Désarçonnées par le succès de Bitcoin, les grandes banques centrales s’étaient dans un premier temps cru obligées de mettre en garde l’opinion publique contre les risques supposés des cryptodevises. Elles leur ont reproché d’être des phénomènes de mode, des supports rêvés du blanchiment et de la criminalité, des auxiliaires à l’évasion fiscale ou encore des leviers de sabotage des politiques monétaires des États. Ce dernier point révélait sans doute la motivation de leurs premières réactions : la crainte que ces actifs, nés de la combinaison astucieuse des ressources de la cryptographie et des réseaux d’ordinateurs, ne vienne battre en brèche leur monopole. Car les cryptodevises, dont la nature et le statut restent à ce jour mal définis, se sont révélées volatiles certes, mais opérationnelles et séduisantes en diable.
En 2017, c’est une tout autre musique qui émane des banques centrales. La banque de Norvège a commencé à étudier l’émission d’une devise digitale, évoquant sa résilience. Devant l’Académie norvégienne des sciences et des lettres le 25 avril dernier, le vice-gouverneur de Norges Bank, Jon Nicolaisen, a déclaré que « des devises digitales privées octroyant l’anonymat sont déjà sur le marché. Ces devises peuvent également être utilisées même si les systèmes bancaires cessent de fonctionner – pour peu qu’Internet fonctionne encore ». Une option envisagée par Norges Bank serait d’autoriser les consommateurs à détenir un compte directement auprès de la banque centrale. Une autre piste consisterait à lancer une app qui permettrait des paiements anonymes assimilables à du cash. La Banque de Suède a des projets similaires. La Banque d’Angleterre et la Banque de Chine poursuivent également, sous les appellations RsCoin et RmbCoin, des projets de cryptodevises qui semblent surtout viser la préservation du contrôle qu’elles exercent sur la masse monétaire. Les grandes banques commerciales ne sont pas en reste, agissant seules comme Citibank, qui a évoqué en 2015 la création d’un citicoin, ou de concert comme UBS, Deutsche Bank, Santander et Bank of New York Mellon qui ont annoncé en 2016 vouloir lancer lancer un utility-settlement-coin. Goldman Sachs a indiqué en 2014 travailler sur un SETLcoin voué à la compensation de titres. Un point commun se dégage de ces initiatives : les grandes banques centrales et commerciales ne veulent pas rater le coche des cryptodevises et de la blockchain.
Pour l’Autorité palestinienne, la question se pose en des termes bien différents. À ce jour, les Palestiniens n’ont pas de devise à eux. L’euro, le dollar, le shekel israélien et le dinar jordanien font tourner leur économie. Créer une devise palestinienne physique supposerait l’impression de billets de banque et, de facto, l’assentiment des autorités israéliennes qui surveillent les entrées et sorties de marchandises des territoires.

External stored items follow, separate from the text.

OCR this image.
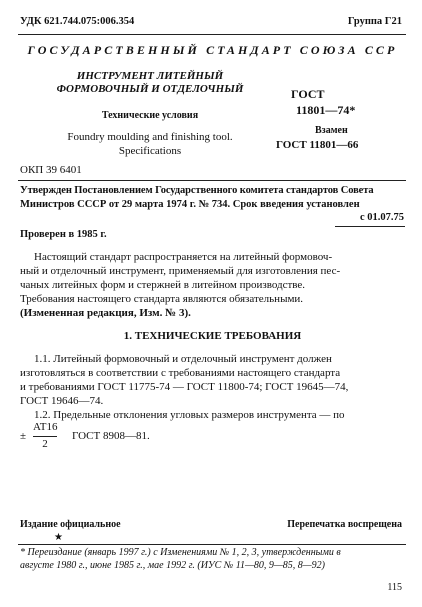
УДК 621.744.075:006.354	Группа Г21
ГОСУДАРСТВЕННЫЙ СТАНДАРТ СОЮЗА ССР
ИНСТРУМЕНТ ЛИТЕЙНЫЙ
ФОРМОВОЧНЫЙ И ОТДЕЛОЧНЫЙ
Технические условия
Foundry moulding and finishing tool.
Specifications
ОКП 39 6401
ГОСТ
11801—74*
Взамен
ГОСТ 11801—66
Утвержден Постановлением Государственного комитета стандартов Совета
Министров СССР от 29 марта 1974 г. № 734. Срок введения установлен
с 01.07.75
Проверен в 1985 г.
Настоящий стандарт распространяется на литейный формовоч-
ный и отделочный инструмент, применяемый для изготовления пес-
чаных литейных форм и стержней в литейном производстве.
Требования настоящего стандарта являются обязательными.
(Измененная редакция, Изм. № 3).
1. ТЕХНИЧЕСКИЕ ТРЕБОВАНИЯ
1.1. Литейный формовочный и отделочный инструмент должен
изготовляться в соответствии с требованиями настоящего стандарта
и требованиями ГОСТ 11775-74 — ГОСТ 11800-74; ГОСТ 19645—74,
ГОСТ 19646—74.
1.2. Предельные отклонения угловых размеров инструмента — по
±
AT16
2
ГОСТ 8908—81.
Издание официальное	Перепечатка воспрещена
★
* Переиздание (январь 1997 г.) с Изменениями № 1, 2, 3, утвержденными в
августе 1980 г., июне 1985 г., мае 1992 г. (ИУС № 11—80, 9—85, 8—92)
115
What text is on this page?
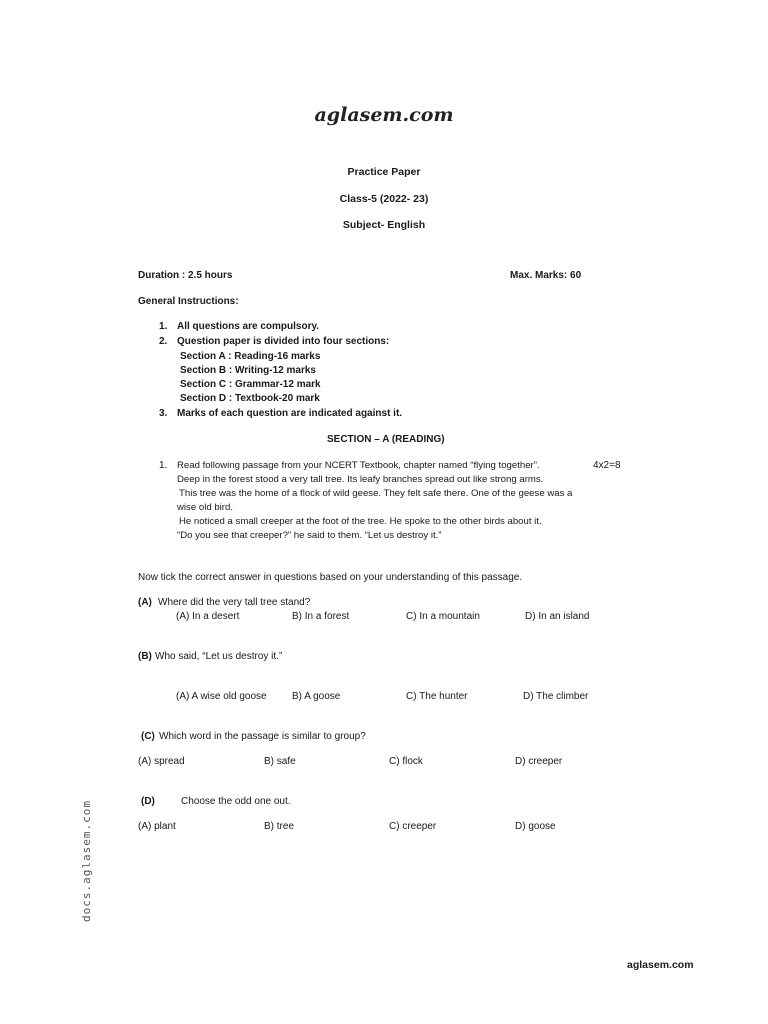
aglasem.com
Practice Paper
Class-5 (2022- 23)
Subject- English
Duration : 2.5 hours	Max. Marks: 60
General Instructions:
1. All questions are compulsory.
2. Question paper is divided into four sections:
Section A : Reading-16 marks
Section B : Writing-12 marks
Section C : Grammar-12 mark
Section D : Textbook-20 mark
3. Marks of each question are indicated against it.
SECTION – A (READING)
1. Read following passage from your NCERT Textbook, chapter named “flying together”.	4x2=8
Deep in the forest stood a very tall tree. Its leafy branches spread out like strong arms.
This tree was the home of a flock of wild geese. They felt safe there. One of the geese was a
wise old bird.
He noticed a small creeper at the foot of the tree. He spoke to the other birds about it.
“Do you see that creeper?” he said to them. “Let us destroy it.”
Now tick the correct answer in questions based on your understanding of this passage.
(A) Where did the very tall tree stand?
(A) In a desert	B) In a forest	C) In a mountain	D) In an island
(B) Who said, “Let us destroy it.”
(A) A wise old goose	B) A goose	C) The hunter	D) The climber
(C) Which word in the passage is similar to group?
(A) spread	B) safe	C) flock	D) creeper
(D)	Choose the odd one out.
(A) plant	B) tree	C) creeper	D) goose
docs.aglasem.com
aglasem.com
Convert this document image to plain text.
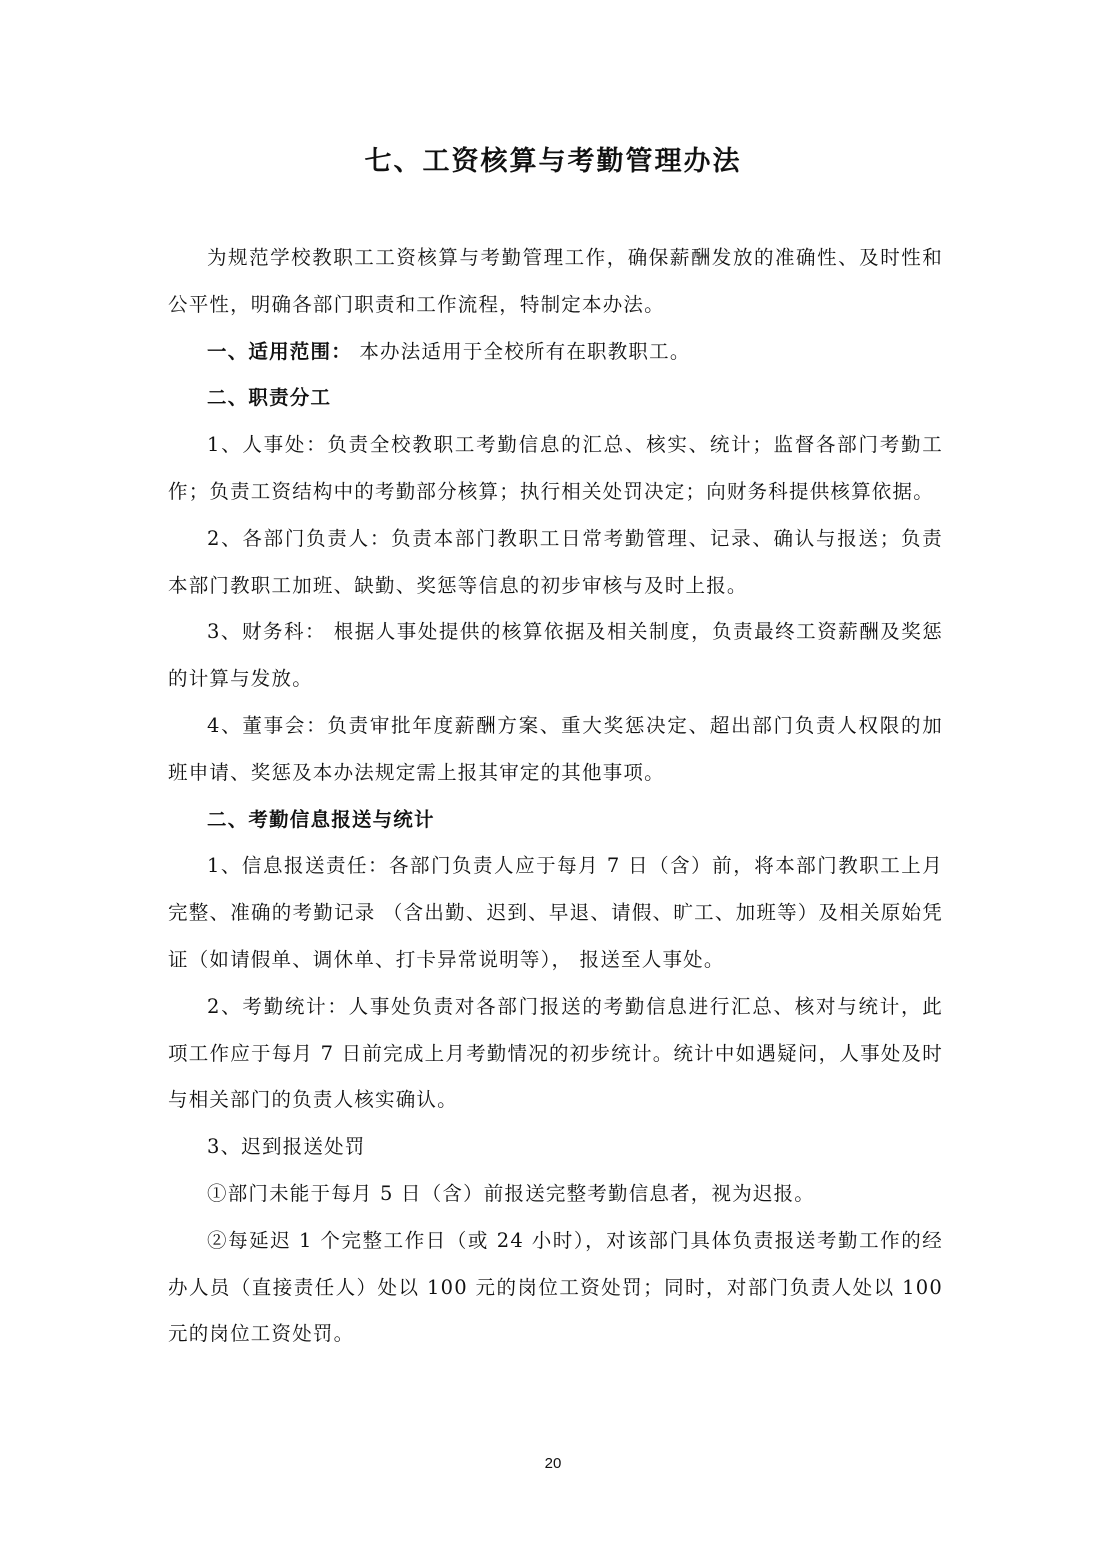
七、工资核算与考勤管理办法

为规范学校教职工工资核算与考勤管理工作，确保薪酬发放的准确性、及时性和公平性，明确各部门职责和工作流程，特制定本办法。

一、适用范围： 本办法适用于全校所有在职教职工。

二、职责分工

1、人事处：负责全校教职工考勤信息的汇总、核实、统计；监督各部门考勤工作；负责工资结构中的考勤部分核算；执行相关处罚决定；向财务科提供核算依据。

2、各部门负责人：负责本部门教职工日常考勤管理、记录、确认与报送；负责本部门教职工加班、缺勤、奖惩等信息的初步审核与及时上报。

3、财务科： 根据人事处提供的核算依据及相关制度，负责最终工资薪酬及奖惩的计算与发放。

4、董事会：负责审批年度薪酬方案、重大奖惩决定、超出部门负责人权限的加班申请、奖惩及本办法规定需上报其审定的其他事项。

二、考勤信息报送与统计

1、信息报送责任：各部门负责人应于每月 7 日（含）前，将本部门教职工上月完整、准确的考勤记录 （含出勤、迟到、早退、请假、旷工、加班等）及相关原始凭证（如请假单、调休单、打卡异常说明等）， 报送至人事处。

2、考勤统计：人事处负责对各部门报送的考勤信息进行汇总、核对与统计，此项工作应于每月 7 日前完成上月考勤情况的初步统计。统计中如遇疑问，人事处及时与相关部门的负责人核实确认。

3、迟到报送处罚

①部门未能于每月 5 日（含）前报送完整考勤信息者，视为迟报。

②每延迟 1 个完整工作日（或 24 小时），对该部门具体负责报送考勤工作的经办人员（直接责任人）处以 100 元的岗位工资处罚；同时，对部门负责人处以 100 元的岗位工资处罚。

20
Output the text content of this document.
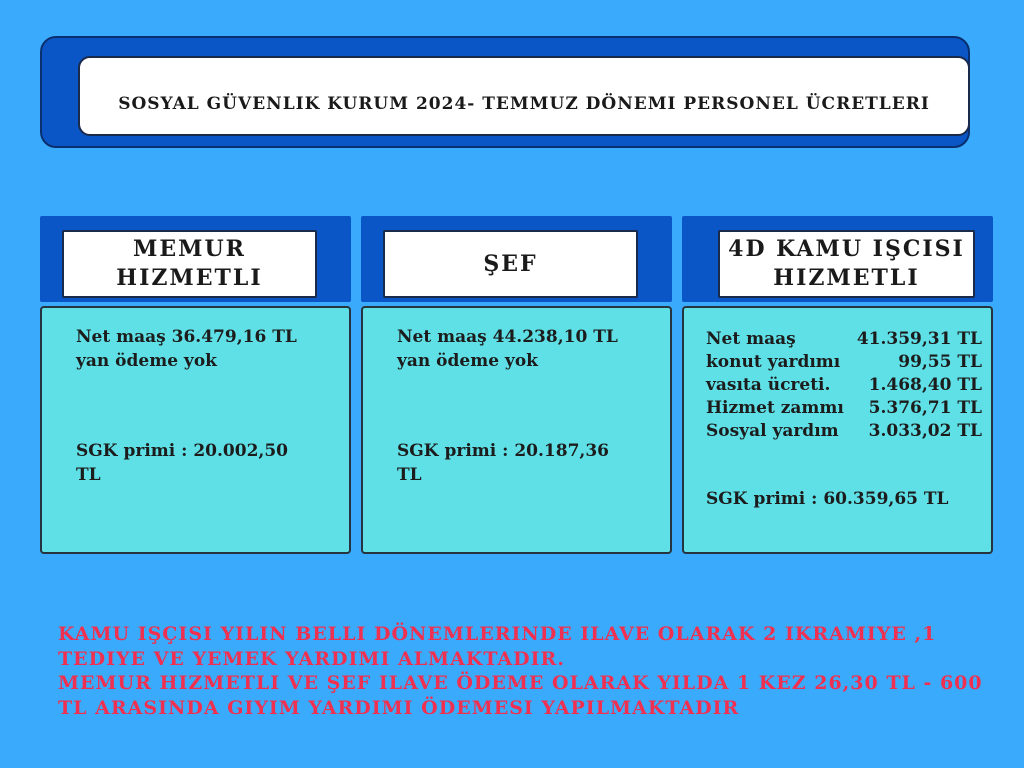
SOSYAL GÜVENLIK KURUM 2024- TEMMUZ DÖNEMI PERSONEL ÜCRETLERI
MEMUR HIZMETLI
Net maaş 36.479,16 TL
yan ödeme yok
SGK primi : 20.002,50 TL
ŞEF
Net maaş 44.238,10 TL
yan ödeme yok
SGK primi : 20.187,36 TL
4D KAMU IŞCISI HIZMETLI
Net maaş	41.359,31 TL
konut yardımı	99,55 TL
vasıta ücreti. 1.468,40 TL
Hizmet zammı 5.376,71 TL
Sosyal yardım 3.033,02 TL
SGK primi : 60.359,65 TL

KAMU IŞÇISI YILIN BELLI DÖNEMLERINDE ILAVE OLARAK 2 IKRAMIYE ,1 TEDIYE VE YEMEK YARDIMI ALMAKTADIR.

MEMUR HIZMETLI VE ŞEF ILAVE ÖDEME OLARAK YILDA 1 KEZ 26,30 TL - 600 TL ARASINDA GIYIM YARDIMI ÖDEMESI YAPILMAKTADIR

Or, un accord signé en 1994 à Paris prévoit la création d’une Autorité monétaire palestinienne (PMA) mais la prive de la capacité d’émettre une devise et recommande l’utilisation du shekel.
En marge d’une récente réunion de la Banque européenne de reconstruction et de développement à Chypre, le directeur de la PMA, Azzam Shawwa, a indiqué à Reuters que la création d’une cryptodevise est l’option privilégiée par l’Autorité palestinienne. Elle s’appellera la livre palestinienne et pourrait voir le jour d’ici cinq ans, a-t-il précisé. Il a reconnu que la mise en place d’un tel système suppose aussi des infrastructures et des réserves (or ou autres), mais a assuré que ceci « fait partie du business plan ». Dans une telle perspective, la PMA se prépare à prendre possession à Ramallah d’un immeuble conçu pour être une banque centrale, équipé notamment d’une solide salle des coffres, a ajouté Azzam Shawwa.
L’écart entre les approches de la Norges Bank, qui veut rester dans la course, et la PMA, qui veut y entrer, est énorme. Mais que des instituts aux statuts aussi différents se tournent en même temps vers la blockchain et les cryptodevises en dit long sur l’attrait que ces technologies exercent désormais sur les grands argentiers.